At the start of the year, I shared my AI predictions. Here’s how Q1 tracked:

  • Rise of tiny-team unicorns: Validated. OpenClaw is becoming Linux for agents, enabling a single-person team to build what once required hundreds of engineers.
  • Physical AI leaves the lab: Validated. Rhoda AI is deploying on real factory floors, not running demos.
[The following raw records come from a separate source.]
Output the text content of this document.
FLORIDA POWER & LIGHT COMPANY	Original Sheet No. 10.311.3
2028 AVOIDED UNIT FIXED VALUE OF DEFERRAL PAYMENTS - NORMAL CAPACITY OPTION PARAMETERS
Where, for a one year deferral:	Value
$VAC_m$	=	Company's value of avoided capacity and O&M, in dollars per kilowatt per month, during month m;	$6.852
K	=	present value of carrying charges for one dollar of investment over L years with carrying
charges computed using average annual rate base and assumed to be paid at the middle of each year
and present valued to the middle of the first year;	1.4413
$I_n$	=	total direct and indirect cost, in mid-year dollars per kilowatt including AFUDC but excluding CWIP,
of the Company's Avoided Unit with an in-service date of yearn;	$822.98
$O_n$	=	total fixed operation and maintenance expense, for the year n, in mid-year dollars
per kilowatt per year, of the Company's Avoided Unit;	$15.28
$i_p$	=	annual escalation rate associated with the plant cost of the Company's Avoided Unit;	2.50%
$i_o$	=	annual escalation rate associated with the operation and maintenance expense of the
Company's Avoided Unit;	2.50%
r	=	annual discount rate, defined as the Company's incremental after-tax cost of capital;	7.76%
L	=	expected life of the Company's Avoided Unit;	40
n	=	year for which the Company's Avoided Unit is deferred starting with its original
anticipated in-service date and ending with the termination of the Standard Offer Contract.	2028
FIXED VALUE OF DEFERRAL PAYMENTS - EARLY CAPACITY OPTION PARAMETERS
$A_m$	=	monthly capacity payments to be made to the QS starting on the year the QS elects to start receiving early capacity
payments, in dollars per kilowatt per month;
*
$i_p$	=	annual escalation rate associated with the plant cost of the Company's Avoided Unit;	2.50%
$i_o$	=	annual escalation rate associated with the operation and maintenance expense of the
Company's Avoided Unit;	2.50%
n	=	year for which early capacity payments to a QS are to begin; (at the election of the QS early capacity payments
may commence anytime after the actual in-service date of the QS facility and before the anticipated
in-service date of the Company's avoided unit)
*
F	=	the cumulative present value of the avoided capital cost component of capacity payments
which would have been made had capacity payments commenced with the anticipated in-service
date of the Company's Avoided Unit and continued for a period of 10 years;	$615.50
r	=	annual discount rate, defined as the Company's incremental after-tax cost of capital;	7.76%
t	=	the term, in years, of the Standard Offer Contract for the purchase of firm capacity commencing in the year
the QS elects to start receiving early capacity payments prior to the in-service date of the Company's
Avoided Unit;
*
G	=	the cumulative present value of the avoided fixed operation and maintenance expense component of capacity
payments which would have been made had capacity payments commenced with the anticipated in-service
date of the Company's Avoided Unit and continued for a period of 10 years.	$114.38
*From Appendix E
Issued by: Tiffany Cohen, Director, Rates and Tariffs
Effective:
  • Energy becomes the bottleneck: Validated. Frore’s unicorn-scale round addresses the physical constraints capping AI performance.
  • Ads follow into AI interfaces: Validated. OpenAI and other platforms are beginning to integrate advertising models.

AI is moving from models to infrastructure, from demos to deployment, and from hype to economics. The founders who win this era will be the ones solving the hard problems that make AI work in production and enable AI to scale.